Sunday, November 29, 2015

Up, up and a-lake

Xela is considered to be something of a quiet city – there aren’t many museums, galleries or major cultural events. What attracts people to Xela are the many satellite villages and activities within a couple of hours.

Last weekend I had my first foray with the outdoors when my school arranged an excursion to see Laguna Chicabal – a deeply sacred Mayan site.



The Lagoon is located in the crater of Volcán Chicabal, at about 2,712m above sea level. It is considered the centre of the “cosmovision” for the Mam people – a group of Native American people who live around Xela. The lake is closed for a month around April/May each year to allow the Mayan people to worship “Jueves de la Ascension” undisturbed. The rest of the year, tourists are free to visit the lake, although swimming in the lake remains banned all year around.


We left Xela at 6am, and caught a couple of shuttle buses to San Martín Sacatepéquez, the town at the base of the volcano. From there, it’s about a 5km walk up to the laguna.

San Martín Sacatepéquez
A chicken wandering around dud potatoes

Oh I’m sorry, did I say “walk”? 
Not a path we walked on
It’s a hike.

An actual path we walked on

Up.

Oh hi, cloudline. I'm just going to walk through you for a while. 


Like, UP-up.

This photo does not do justice to how steep the "up" was. 

And, to add to the lung-busting fun, it started raining about halfway up.

Because you know what these dirt-covered rocks needed?
Water.
Fucking fabulous.

I call this "the exact moment I vowed to never leave home without my raincoat again"
But finally, with my heart beating in my ears, we reached the summit. The sacred lake. 

And...

...


....



.....


.......


The majestic Laguna Chicabal
Yep. Fogged out.

My emotions.
Literally, I was so exhausted, this was the only gesture I had enough energy to muster. 
Luckily, after about 10 minutes at the top, we had a brief break in the clouds and then we actually saw the lake.

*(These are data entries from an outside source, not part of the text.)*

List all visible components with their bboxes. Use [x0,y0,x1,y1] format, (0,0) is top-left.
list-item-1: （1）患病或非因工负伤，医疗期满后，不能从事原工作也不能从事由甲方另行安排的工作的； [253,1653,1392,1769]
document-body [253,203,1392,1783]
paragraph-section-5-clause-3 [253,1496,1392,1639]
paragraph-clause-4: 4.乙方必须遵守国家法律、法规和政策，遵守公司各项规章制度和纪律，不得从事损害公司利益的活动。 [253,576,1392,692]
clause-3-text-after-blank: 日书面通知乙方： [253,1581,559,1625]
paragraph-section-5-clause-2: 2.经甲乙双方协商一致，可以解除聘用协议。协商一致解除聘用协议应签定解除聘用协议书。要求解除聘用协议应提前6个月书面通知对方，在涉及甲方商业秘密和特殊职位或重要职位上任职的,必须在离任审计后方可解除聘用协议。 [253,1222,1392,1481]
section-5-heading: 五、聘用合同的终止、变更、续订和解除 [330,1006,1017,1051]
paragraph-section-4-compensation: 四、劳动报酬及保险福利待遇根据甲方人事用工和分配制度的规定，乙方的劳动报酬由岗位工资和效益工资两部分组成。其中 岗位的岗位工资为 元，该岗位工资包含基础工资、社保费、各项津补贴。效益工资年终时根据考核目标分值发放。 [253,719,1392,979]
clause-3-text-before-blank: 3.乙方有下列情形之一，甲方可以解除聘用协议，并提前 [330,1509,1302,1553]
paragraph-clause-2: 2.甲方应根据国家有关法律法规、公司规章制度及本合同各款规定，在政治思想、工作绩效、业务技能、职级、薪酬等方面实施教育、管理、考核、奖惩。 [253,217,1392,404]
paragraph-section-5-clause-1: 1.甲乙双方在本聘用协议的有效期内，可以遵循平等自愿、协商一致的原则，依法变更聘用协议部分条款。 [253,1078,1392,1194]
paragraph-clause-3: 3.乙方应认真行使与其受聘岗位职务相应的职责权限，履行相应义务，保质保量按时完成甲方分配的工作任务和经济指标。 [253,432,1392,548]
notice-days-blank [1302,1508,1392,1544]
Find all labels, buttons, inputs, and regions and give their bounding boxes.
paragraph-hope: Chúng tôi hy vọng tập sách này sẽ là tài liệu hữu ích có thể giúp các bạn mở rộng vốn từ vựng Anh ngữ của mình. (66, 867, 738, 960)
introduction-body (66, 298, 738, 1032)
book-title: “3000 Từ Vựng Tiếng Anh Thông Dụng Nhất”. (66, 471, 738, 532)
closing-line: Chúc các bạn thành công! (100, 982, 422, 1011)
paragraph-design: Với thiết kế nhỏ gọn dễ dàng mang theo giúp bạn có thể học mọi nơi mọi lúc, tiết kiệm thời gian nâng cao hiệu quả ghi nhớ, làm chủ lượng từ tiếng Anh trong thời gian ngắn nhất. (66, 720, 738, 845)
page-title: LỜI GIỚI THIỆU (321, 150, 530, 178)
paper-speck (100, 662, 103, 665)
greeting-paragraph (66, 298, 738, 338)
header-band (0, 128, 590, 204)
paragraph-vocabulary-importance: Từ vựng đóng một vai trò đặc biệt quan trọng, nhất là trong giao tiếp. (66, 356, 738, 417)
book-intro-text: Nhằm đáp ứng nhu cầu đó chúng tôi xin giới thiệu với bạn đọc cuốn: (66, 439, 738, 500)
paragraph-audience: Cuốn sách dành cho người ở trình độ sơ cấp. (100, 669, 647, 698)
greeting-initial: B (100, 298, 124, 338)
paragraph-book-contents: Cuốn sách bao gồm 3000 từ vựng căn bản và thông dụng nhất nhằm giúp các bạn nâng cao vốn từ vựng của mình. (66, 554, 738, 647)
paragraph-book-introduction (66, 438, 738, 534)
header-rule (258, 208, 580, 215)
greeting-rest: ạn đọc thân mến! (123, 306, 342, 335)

*heavens part and angels sing*

And then we got to take a closer look at the lake. Which to the screaming joy of my quads meant about 600 of the dodgiest, muddiest, most uneven wooden steps down you have ever seen. Crazy fun.

Again, this photo does not do the slope justice. It was *steep*
Down at the lake-side, we got another brief reprieve from the fog, and got a few snippets of lake, which was prettttttty beautiful. 

The sign reminding everyone that not to swim in the sacred lake. With "with clothes" added in pen.

Goodness gracious, tourists, you are such a classy bunch. 
We were there while a few groups of people were worshipping, which was interesting, because with my broken Spanish, it seemed like there were equal numbers of christian worshippers and mayan worshippers (who speak a different, Mayan language). 





We went for a (mercifully flat) stroll around the lake, and watched as waves of fog rolled in and out over the lake - it was fairly amazing, and it made me forgive the mountain for the horrendous trek to get there. 


It seems that while swimming is banned, fishing is not. 




Mirror!

This dog feels about the same way about the rain as I do. 

Some more groups of worshippers
A new wave of fog


The same sign (No Nadar [con ropa]), at the end of our walk when the lake was once again engulfed by fog.

And so, it was time to go back down the mountain.

Now, normally, I'm all about the easy options. Cook > Clean. Down > Up.

Except when the "up" was dirt/mud covered rocks on incredibly steep slopes. Then I started to realise that the fun part of my adventure was about to begin. Let the 5km-long slip-and-slide commence.

Needs more mud. 
But the walk/slide/mudbath down wasn't a complete bust, because I discovered an entirely new brand of communal insanity.

Incredibly steep and muddy UPHILL mountain biking.
  
At first, we only saw this guy, pedalling desperately up the hill, as his tyres barely gained traction in the mud.  
Happy campers two and three.
AND THEN THERE WERE MORE.

Actually about 100 in total.

All walking/running/pushing/pedalling their bikes up the dangerously rocky and slippery slope that I could barely walk up with only a backpack.  
So much mud
So as we were stumbling/sliding down the mountains, these two blokes overtook us.
RUNNING.
With hoes.

While I was walking down the mountain looking like a hybrid of toddler and a drunken velociraptor (my arms perched at roughly 90 degrees). 
Again. You just don't understand how steep this was.